As coisas vão acontecendo, e nós, incapazes de pular um minuto sequer, vamos sofrendo como loucos, como se o nosso sofrimento pudesse mudar em alguma coisa o transcorrer ou final da história, e depois de percorrido algum tempo, vemos que podíamos exatamente igual na novela termos pulado aquelas partes mais chatas que demoraram uma semana, quinze dias, um mês, e teríamos evitados um monte de rugas, cabelos brancos, baldes de lágrimas e um sofrimento intraduzível.
Não
há nenhum acontecimento na vida, que possa ser pulado, temos que viver tudo,
mas a frase de Drummond: A dor é inevitável, o sofrimento opcional, é perfeita
e poderíamos nos lembrar dela como um remédio, uma terapia na hora dos
acontecimentos.
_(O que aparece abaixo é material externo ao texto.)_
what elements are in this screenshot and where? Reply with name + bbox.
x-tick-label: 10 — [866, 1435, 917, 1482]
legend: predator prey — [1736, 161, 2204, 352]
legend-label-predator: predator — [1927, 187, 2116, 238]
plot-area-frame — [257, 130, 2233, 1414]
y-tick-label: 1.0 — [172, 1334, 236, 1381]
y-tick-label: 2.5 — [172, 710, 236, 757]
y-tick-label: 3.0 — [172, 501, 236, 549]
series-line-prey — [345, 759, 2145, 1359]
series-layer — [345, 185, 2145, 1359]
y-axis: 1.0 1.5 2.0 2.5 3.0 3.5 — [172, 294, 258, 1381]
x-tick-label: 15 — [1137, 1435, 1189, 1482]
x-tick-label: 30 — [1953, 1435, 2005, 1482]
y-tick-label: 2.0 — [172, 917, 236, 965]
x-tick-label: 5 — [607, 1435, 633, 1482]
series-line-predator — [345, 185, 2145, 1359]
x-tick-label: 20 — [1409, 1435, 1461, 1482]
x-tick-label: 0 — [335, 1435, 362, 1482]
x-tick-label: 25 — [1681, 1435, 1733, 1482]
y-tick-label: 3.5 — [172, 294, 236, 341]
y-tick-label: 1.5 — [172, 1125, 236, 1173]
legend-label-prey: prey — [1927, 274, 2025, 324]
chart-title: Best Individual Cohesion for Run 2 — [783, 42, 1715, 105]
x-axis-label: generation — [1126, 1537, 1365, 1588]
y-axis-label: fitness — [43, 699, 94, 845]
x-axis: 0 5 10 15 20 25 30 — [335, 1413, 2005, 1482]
Viver o inevitável, mas pular a parte do
sofrimento. Colocar o sofrimento na gaveta e dizer: essa
gaveta aqui só vou abrir daqui um mês, ou ano, dependendo do tipo de dor e
continuar fingindo ignorância, fazer sozinho o que só se consegue com
antidepressivos, jogar o sofrimento lá pra frente, e durante a travessia do
abismo ter em mente que o único objetivo é chegar do outro lado, olhando apenas
pra frente, para não correr o risco de cair.
Passei
um ano inteiro numa consumição, e hoje, alguns acontecimentos que quase me
levam a uma atitude sem volta, se resolveram de maneira tão simples e
favoráveis à mim, que quando me olho no espelho e vejo lá as marcas todas de
noites e noites insones, sinto-me pequena e envergonhada.
E
viver essa sabedoria, essa fase deliciosa em que preciso de tão pouco e que sei
tanto!
O
mundo está mudando, ou mudada estou eu?